San Jose’s pension reforms can serve as a model for cities across the country, says Adam Summers, a senior policy analyst with the Reason Foundation.

Due largely to huge increases in salaries and benefits, San Jose’s unfunded liabilities skyrocketed over the last decade. From 2003 to today, San Jose saw its unfunded liability for post-employment benefits increase from $300 million to more than $4 billion. Of that, $2.3 billion was for pensions and $1.8 billion was for health care for retirees.

Notably, this increase came at the same time as a huge increase in pension contributions — from $73 million in 2001 to $245 million in 2012.

To deal with rising costs, the city tried to cut salaries and government services, but the cuts were not large enough. Beginning in 2010, San Jose implemented a number of pension reforms.

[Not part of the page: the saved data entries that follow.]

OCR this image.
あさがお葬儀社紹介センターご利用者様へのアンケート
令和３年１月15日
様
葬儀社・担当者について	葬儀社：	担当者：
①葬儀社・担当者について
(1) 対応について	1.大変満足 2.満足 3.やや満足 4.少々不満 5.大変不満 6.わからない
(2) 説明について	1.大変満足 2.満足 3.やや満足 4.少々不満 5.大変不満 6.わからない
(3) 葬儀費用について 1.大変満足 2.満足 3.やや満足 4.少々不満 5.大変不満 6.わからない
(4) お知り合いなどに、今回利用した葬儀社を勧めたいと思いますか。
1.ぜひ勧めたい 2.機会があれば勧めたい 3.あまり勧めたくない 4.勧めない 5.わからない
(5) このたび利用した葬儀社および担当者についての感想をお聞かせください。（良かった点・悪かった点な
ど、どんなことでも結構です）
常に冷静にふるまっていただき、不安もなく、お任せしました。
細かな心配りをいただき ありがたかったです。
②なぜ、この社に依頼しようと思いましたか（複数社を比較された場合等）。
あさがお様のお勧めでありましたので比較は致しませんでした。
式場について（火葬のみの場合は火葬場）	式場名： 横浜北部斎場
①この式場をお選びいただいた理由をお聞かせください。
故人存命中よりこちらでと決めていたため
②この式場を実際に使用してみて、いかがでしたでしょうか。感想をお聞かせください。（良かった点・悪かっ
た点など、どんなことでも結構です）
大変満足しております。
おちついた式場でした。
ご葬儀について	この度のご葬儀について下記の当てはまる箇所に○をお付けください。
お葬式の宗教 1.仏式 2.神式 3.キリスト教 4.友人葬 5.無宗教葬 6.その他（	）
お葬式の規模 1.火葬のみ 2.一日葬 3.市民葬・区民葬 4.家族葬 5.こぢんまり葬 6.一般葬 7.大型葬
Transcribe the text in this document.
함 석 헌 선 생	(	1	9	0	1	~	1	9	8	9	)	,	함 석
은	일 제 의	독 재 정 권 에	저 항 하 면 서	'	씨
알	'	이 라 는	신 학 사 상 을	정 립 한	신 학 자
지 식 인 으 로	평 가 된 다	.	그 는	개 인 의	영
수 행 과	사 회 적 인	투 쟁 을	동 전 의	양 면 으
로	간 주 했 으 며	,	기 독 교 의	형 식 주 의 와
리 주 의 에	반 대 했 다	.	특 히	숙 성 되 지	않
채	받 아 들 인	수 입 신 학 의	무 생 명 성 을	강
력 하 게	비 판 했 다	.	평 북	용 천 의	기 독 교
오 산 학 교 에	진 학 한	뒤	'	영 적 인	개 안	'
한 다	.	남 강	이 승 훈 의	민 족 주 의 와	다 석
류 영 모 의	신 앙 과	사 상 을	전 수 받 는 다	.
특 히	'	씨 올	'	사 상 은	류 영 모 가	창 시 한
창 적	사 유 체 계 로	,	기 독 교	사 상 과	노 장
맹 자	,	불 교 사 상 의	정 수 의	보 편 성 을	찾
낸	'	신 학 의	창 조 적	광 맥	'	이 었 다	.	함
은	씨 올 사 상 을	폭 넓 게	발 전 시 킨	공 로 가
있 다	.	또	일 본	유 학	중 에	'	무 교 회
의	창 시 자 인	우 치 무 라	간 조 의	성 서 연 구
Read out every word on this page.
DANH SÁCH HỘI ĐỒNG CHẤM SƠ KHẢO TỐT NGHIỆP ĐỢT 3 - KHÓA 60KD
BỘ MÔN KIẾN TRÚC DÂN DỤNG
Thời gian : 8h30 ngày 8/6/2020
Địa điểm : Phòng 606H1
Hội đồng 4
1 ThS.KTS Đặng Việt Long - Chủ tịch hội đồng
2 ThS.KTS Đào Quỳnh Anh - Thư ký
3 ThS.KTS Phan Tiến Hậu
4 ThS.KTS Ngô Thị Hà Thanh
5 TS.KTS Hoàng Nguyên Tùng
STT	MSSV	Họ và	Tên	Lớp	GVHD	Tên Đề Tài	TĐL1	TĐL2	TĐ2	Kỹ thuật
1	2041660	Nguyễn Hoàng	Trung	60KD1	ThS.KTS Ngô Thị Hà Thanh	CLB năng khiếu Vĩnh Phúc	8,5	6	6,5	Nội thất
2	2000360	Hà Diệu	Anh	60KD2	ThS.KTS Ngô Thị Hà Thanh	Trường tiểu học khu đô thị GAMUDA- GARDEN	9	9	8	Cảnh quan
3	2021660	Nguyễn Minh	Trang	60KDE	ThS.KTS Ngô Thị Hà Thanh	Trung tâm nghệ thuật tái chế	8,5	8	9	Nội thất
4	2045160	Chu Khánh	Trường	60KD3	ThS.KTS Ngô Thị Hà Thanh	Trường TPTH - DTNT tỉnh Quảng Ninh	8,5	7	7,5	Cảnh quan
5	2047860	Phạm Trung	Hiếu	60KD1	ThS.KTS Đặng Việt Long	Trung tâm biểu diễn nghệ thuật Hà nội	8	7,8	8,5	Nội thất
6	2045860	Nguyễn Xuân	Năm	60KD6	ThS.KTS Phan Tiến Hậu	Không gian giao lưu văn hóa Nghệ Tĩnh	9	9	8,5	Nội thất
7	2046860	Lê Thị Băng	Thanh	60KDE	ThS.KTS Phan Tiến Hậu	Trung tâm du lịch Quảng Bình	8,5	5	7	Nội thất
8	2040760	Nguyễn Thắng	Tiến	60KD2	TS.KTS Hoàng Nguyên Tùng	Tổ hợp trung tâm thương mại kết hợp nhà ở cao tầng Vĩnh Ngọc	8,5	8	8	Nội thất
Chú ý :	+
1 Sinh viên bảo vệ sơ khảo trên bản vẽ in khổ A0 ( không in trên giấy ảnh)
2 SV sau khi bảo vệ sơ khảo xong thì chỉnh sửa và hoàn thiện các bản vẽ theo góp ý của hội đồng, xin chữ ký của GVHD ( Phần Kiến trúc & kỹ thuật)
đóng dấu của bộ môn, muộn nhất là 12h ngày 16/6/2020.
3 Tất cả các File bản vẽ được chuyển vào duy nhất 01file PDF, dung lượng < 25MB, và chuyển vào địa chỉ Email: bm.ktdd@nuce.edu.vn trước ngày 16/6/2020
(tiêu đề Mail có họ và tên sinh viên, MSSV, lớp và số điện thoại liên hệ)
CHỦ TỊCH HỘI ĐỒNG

– The city changed the composition of who sat on the city’s pension board. Insiders were removed and independent individuals with financial expertise were put in their place. An independent pension review board is essential to reducing internal opposition to reform measures.

– Ballot measures were passed by voters, limiting compensation increases that city workers could be awarded in arbitration disputes. The city was also given the authority to put new city employees on pension plans with fewer benefits.

– In 2012, San Jose gave existing city employees the choice to switch to a plan with reduced benefits or contribute more of their paycheck to their existing benefit plans.

– Moreover, the city required voters to approve any benefit increases in the future.

– San Jose reduced the automatic annual cost-of-living adjustment down to 1.5 percent instead of 3 percent.

Many city employees and retirees filed suit, challenging the reforms. On December 20, 2013, a Superior Court judge tentatively overturned some of the city’s reforms. She did, however, uphold most of the reform initiative and the resulting savings.